Advanced algorithmsRun algorithms

Run algorithms

Built-in deep path traversal algorithms (BFS, DFS, Weighted shortest path, All shortest paths) are run by using their designated clauses.

Running algorithms and procedures from query modules available in the MAGE library are run using the CALL clause.

Run procedures from MAGE library

The MAGE library contains query modules, each with their own procedures.

To call the procedures within queries use the following Cypher syntax:

CALL module.procedure([optional parameter], arg1, "string_argument", ...) YIELD res1, res2, ...;

Every procedure has a first optional parameter and the rest of them depend on the procedure you are trying to call. The optional parameter must be the result of the aggregation function project() or derive(). If such a parameter is provided, all operations will be executed on a projected subgraph or a virtual graph respectively. Otherwise, you will work on the whole graph stored inside Memgraph.

Each procedure returns zero or more records, where each record contains named fields. The YIELD clause is used to select fields you are interested in or all of them (*). If you are not interested in any fields, omit the YIELD clause. The procedure will still run, but the record fields will not be stored in variables. If you are trying to YIELD fields that are not a part of the produced record, the query will result in an error.

Procedures can be standalone, or a part of a larger query when we want the procedure to work on data the query is producing.

For example:

MATCH (node) CALL module.procedure(node) YIELD result RETURN *;

When the CALL clause is a part of a larger query, results from the query are returned using the RETURN clause. If the CALL clause is followed by a clause that only updates the data and doesn’t read it, RETURN is unnecessary.
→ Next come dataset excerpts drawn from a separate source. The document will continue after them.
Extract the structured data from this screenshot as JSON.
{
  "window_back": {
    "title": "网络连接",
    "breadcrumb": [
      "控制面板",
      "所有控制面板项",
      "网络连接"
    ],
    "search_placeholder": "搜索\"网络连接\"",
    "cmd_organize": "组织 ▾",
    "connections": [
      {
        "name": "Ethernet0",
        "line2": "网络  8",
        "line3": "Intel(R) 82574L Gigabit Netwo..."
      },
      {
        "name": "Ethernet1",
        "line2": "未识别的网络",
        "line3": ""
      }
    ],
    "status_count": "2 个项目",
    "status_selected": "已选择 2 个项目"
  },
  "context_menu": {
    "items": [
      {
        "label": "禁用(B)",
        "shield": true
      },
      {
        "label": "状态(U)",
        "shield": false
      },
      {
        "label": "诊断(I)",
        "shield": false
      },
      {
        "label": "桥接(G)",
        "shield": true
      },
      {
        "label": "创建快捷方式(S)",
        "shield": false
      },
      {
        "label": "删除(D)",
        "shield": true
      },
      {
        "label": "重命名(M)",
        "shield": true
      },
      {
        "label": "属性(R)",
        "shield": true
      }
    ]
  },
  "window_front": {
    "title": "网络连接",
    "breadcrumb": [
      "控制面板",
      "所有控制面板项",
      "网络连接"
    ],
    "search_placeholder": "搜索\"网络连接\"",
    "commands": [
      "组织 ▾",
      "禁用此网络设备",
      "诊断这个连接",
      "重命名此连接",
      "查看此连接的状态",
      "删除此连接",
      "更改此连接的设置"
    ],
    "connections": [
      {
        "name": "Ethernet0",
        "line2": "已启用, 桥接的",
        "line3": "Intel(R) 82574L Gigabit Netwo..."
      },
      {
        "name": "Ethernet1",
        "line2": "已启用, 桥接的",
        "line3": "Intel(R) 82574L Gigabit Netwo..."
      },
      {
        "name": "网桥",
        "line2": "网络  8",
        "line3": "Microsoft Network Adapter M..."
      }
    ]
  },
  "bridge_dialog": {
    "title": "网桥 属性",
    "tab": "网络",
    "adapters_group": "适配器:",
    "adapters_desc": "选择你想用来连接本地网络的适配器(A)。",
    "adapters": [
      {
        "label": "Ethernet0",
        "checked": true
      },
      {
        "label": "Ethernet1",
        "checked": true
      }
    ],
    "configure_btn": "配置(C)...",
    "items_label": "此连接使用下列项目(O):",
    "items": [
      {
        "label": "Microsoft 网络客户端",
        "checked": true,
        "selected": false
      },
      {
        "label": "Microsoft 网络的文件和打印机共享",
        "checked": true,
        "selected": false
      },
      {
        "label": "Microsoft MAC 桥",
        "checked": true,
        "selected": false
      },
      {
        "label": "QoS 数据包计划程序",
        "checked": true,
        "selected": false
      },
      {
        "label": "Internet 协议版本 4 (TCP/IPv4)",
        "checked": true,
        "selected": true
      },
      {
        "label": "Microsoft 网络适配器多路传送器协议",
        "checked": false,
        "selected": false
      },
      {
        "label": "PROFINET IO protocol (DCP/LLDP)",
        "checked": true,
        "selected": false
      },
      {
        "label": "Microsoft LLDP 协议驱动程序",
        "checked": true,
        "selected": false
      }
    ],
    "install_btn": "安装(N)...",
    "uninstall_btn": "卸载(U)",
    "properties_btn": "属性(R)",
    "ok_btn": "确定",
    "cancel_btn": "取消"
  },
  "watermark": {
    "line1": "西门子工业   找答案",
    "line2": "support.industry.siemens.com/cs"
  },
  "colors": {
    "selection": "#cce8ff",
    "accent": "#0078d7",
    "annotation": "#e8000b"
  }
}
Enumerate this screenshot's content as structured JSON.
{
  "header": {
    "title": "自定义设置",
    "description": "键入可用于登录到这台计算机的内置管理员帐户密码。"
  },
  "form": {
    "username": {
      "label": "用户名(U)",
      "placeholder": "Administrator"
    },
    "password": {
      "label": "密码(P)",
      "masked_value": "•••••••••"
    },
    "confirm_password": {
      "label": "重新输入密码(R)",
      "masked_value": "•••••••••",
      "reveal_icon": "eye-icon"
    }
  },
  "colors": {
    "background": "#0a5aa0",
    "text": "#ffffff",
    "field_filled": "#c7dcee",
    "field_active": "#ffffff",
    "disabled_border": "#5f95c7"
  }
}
It is the Cypher convention that read-only queries need to end with a RETURN, while queries that update something don’t need to RETURN anything.
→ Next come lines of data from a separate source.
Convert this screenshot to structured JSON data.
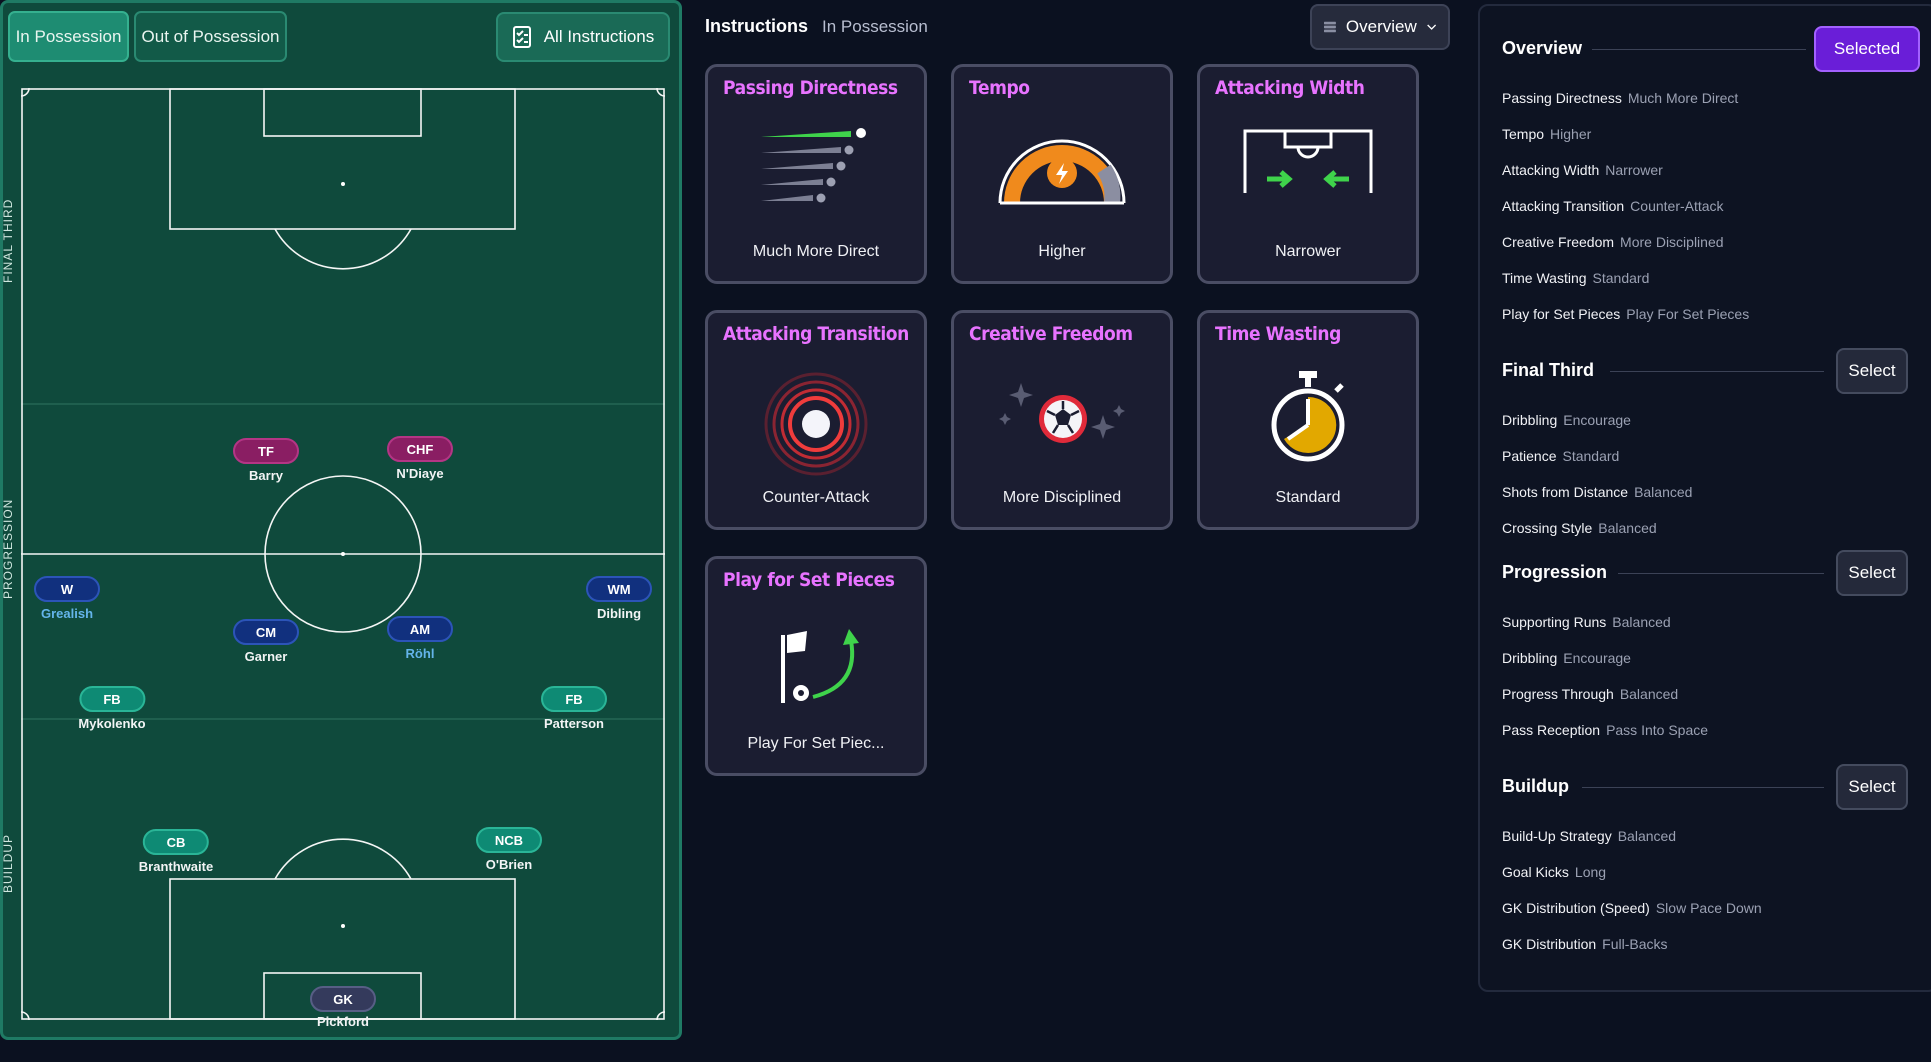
{
  "pitch_tabs": {
    "in_possession": "In Possession",
    "out_of_possession": "Out of Possession",
    "all_instructions": "All Instructions"
  },
  "zones": {
    "final_third": "FINAL THIRD",
    "progression": "PROGRESSION",
    "buildup": "BUILDUP"
  },
  "players": [
    {
      "pos": "TF",
      "name": "Barry",
      "color": "pink",
      "highlight": false
    },
    {
      "pos": "CHF",
      "name": "N'Diaye",
      "color": "pink",
      "highlight": false
    },
    {
      "pos": "W",
      "name": "Grealish",
      "color": "blue",
      "highlight": true
    },
    {
      "pos": "WM",
      "name": "Dibling",
      "color": "blue",
      "highlight": false
    },
    {
      "pos": "CM",
      "name": "Garner",
      "color": "blue",
      "highlight": false
    },
    {
      "pos": "AM",
      "name": "Röhl",
      "color": "blue",
      "highlight": true
    },
    {
      "pos": "FB",
      "name": "Mykolenko",
      "color": "teal",
      "highlight": false
    },
    {
      "pos": "FB",
      "name": "Patterson",
      "color": "teal",
      "highlight": false
    },
    {
      "pos": "CB",
      "name": "Branthwaite",
      "color": "teal",
      "highlight": false
    },
    {
      "pos": "NCB",
      "name": "O'Brien",
      "color": "teal",
      "highlight": false
    },
    {
      "pos": "GK",
      "name": "Pickford",
      "color": "gray",
      "highlight": false
    }
  ],
  "center": {
    "title": "Instructions",
    "subtitle": "In Possession",
    "dropdown": "Overview"
  },
  "cards": [
    {
      "title": "Passing Directness",
      "value": "Much More Direct",
      "icon": "passing-directness-icon"
    },
    {
      "title": "Tempo",
      "value": "Higher",
      "icon": "tempo-gauge-icon"
    },
    {
      "title": "Attacking Width",
      "value": "Narrower",
      "icon": "attacking-width-icon"
    },
    {
      "title": "Attacking Transition",
      "value": "Counter-Attack",
      "icon": "target-rings-icon"
    },
    {
      "title": "Creative Freedom",
      "value": "More Disciplined",
      "icon": "football-sparkle-icon"
    },
    {
      "title": "Time Wasting",
      "value": "Standard",
      "icon": "stopwatch-icon"
    },
    {
      "title": "Play for Set Pieces",
      "value": "Play For Set Piec...",
      "icon": "corner-flag-icon"
    }
  ],
  "right_panel": {
    "overview": {
      "title": "Overview",
      "button": "Selected",
      "rows": [
        {
          "k": "Passing Directness",
          "v": "Much More Direct"
        },
        {
          "k": "Tempo",
          "v": "Higher"
        },
        {
          "k": "Attacking Width",
          "v": "Narrower"
        },
        {
          "k": "Attacking Transition",
          "v": "Counter-Attack"
        },
        {
          "k": "Creative Freedom",
          "v": "More Disciplined"
        },
        {
          "k": "Time Wasting",
          "v": "Standard"
        },
        {
          "k": "Play for Set Pieces",
          "v": "Play For Set Pieces"
        }
      ]
    },
    "final_third": {
      "title": "Final Third",
      "button": "Select",
      "rows": [
        {
          "k": "Dribbling",
          "v": "Encourage"
        },
        {
          "k": "Patience",
          "v": "Standard"
        },
        {
          "k": "Shots from Distance",
          "v": "Balanced"
        },
        {
          "k": "Crossing Style",
          "v": "Balanced"
        }
      ]
    },
    "progression": {
      "title": "Progression",
      "button": "Select",
      "rows": [
        {
          "k": "Supporting Runs",
          "v": "Balanced"
        },
        {
          "k": "Dribbling",
          "v": "Encourage"
        },
        {
          "k": "Progress Through",
          "v": "Balanced"
        },
        {
          "k": "Pass Reception",
          "v": "Pass Into Space"
        }
      ]
    },
    "buildup": {
      "title": "Buildup",
      "button": "Select",
      "rows": [
        {
          "k": "Build-Up Strategy",
          "v": "Balanced"
        },
        {
          "k": "Goal Kicks",
          "v": "Long"
        },
        {
          "k": "GK Distribution (Speed)",
          "v": "Slow Pace Down"
        },
        {
          "k": "GK Distribution",
          "v": "Full-Backs"
        }
      ]
    }
  },
  "colors": {
    "accent_purple": "#6a1ed8",
    "card_title": "#e873ff",
    "pitch_green": "#0f4a3c"
  }
}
Also, if the procedure itself writes into the database, all the rest of the clauses in the query can only read from the database, and the CALL clause can only be followed by the YIELD clause and/or RETURN clause.

If a procedure returns a record with the same field name as some variable we already have in the query, that field name can be aliased with some other name using the AS sub-clause:

MATCH (result) CALL module.procedure(42) YIELD result AS procedure_result RETURN *;

Filtering YIELD results with WHERE

The YIELD clause can be followed directly by a WHERE clause to filter the records returned by the procedure inline, without wrapping the call in a separate WITH … WHERE step:

CALL mg.procedures() YIELD * WHERE name = 'mg.procedures' RETURN name;

Managing query modules from Memgraph Lab

You can inspect query modules in Memgraph Lab (v2.0 and newer). Just navigate to Query Modules.

There you can see all the loaded query modules, delete them, or see procedures and transformations they define by clicking on the arrow icon.

By expanding procedures you can receive information about the procedure’s signature, input and output variables and their data type, as well as the CALL query you can run directly from the Query Modules view.

Run procedures on subgraph

When executing any MAGE procedure, the algorithm is executed on the whole network.

This can be impractical when:

  • the graph is heterogeneous, and you want to run the module only on specific labels,
  • the graph is too large, and you only want to use the analytics to update only a portion of it,
  • the network contains multiple diverse data models and graphs, and running analytics on mixed graphs at once might yield unexpected results.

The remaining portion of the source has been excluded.